Position and function of amino acids under positive selection
Our data suggest that amino acids under positive selection are more often exposed to the solvent than expected by chance. However, this result should be viewed with caution because it is based on a relatively low number of amino acids, and this result reflects the data of only some of the sampled proteins; for others, we could not reject the null hypothesis. Some studies have led to similar conclusions, on an ad hoc basis, but without addressing this issue at a large scale. For instance, amino acids under positive selection were identified in Toll-like receptor (Fornůsková et al., 2013), which are likely involved in species-specific recognition of lipopolysaccharide of gram-negative bacteria. In the particular case of our medium-scale study, more data on the position of amino acids and of associated 3D structures will need to be gathered to reach firm conclusions on this point. Our new results about the position of amino acids suggest that positive selection affected preferentially amino acids involved in interactions with partners rather than other functions of the proteins, as most such amino acids are located at the surface rather than in the vicinity of an eventual enzymatic pocket.

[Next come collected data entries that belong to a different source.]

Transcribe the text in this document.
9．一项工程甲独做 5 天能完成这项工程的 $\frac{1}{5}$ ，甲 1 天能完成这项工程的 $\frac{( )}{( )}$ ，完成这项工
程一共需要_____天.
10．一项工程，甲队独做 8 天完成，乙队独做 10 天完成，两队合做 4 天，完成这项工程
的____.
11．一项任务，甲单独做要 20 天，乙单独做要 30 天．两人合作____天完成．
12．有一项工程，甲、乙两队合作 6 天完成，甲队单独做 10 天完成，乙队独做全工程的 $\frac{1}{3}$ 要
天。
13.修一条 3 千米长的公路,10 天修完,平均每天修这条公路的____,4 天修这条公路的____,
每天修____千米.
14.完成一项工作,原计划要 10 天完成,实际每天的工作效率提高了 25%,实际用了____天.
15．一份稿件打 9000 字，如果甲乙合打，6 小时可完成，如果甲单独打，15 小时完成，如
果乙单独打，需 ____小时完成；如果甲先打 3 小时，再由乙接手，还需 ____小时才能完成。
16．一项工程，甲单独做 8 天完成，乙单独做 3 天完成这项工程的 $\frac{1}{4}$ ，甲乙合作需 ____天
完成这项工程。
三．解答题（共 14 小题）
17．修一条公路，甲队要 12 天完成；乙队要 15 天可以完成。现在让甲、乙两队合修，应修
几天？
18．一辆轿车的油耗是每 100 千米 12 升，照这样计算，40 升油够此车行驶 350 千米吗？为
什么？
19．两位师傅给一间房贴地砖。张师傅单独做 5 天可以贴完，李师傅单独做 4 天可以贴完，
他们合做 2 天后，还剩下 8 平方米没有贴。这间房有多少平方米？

Ultimately, we have confirmed here that MFGE8 was under positive selection in the dog and in the human/chimpanzee clade. This protein binds to the zona pellucida of unfertilised (but not fertilised) oocytes, because recombinant protein or specific antibody raised against MFGE8 competitively inhibit sperm-egg interaction. For this protein, positioning the positively selected amino acids on a 3D model was particularly informative. In particular, ten sites under positive selection (92R, 94T, 149L, 152H, 214T, 259L, 279V, 281G, 285N, 312S) are located within or in the vicinity of the three β-hairpin loops also called ‘spikes’, which allow interaction with phospholipids and between membranes (Rodrigues et al., 2013). Interestingly, among the whole family of F5/8 type C domains, there is a particularly high variability in the domain interfaces. One can then hypothesise that the position of the amino acids under positive selection on a same platform, displayed by the alignment of the spikes, provides support to the hypothesis that both F5/8 type C domains participate in a species-dependent function of MFGE8. More generally and as observed in our previous work on the evolution of genes encoding Odorant Binding Proteins and proteins involved in gamete fertilisation, amino acids under positive selection are located almost always at the surface of the proteins rather than in the vicinity of the enzymatic pocket or other functional domain (Meslin et al., 2011, 2012). This suggests that this evolution is driven by species-dependent interaction with partners, as described for example for the positively selected sites on the surface glycoprotein (G) of infectious hematopoietic necrosis virus (LaPatra et al., 2008).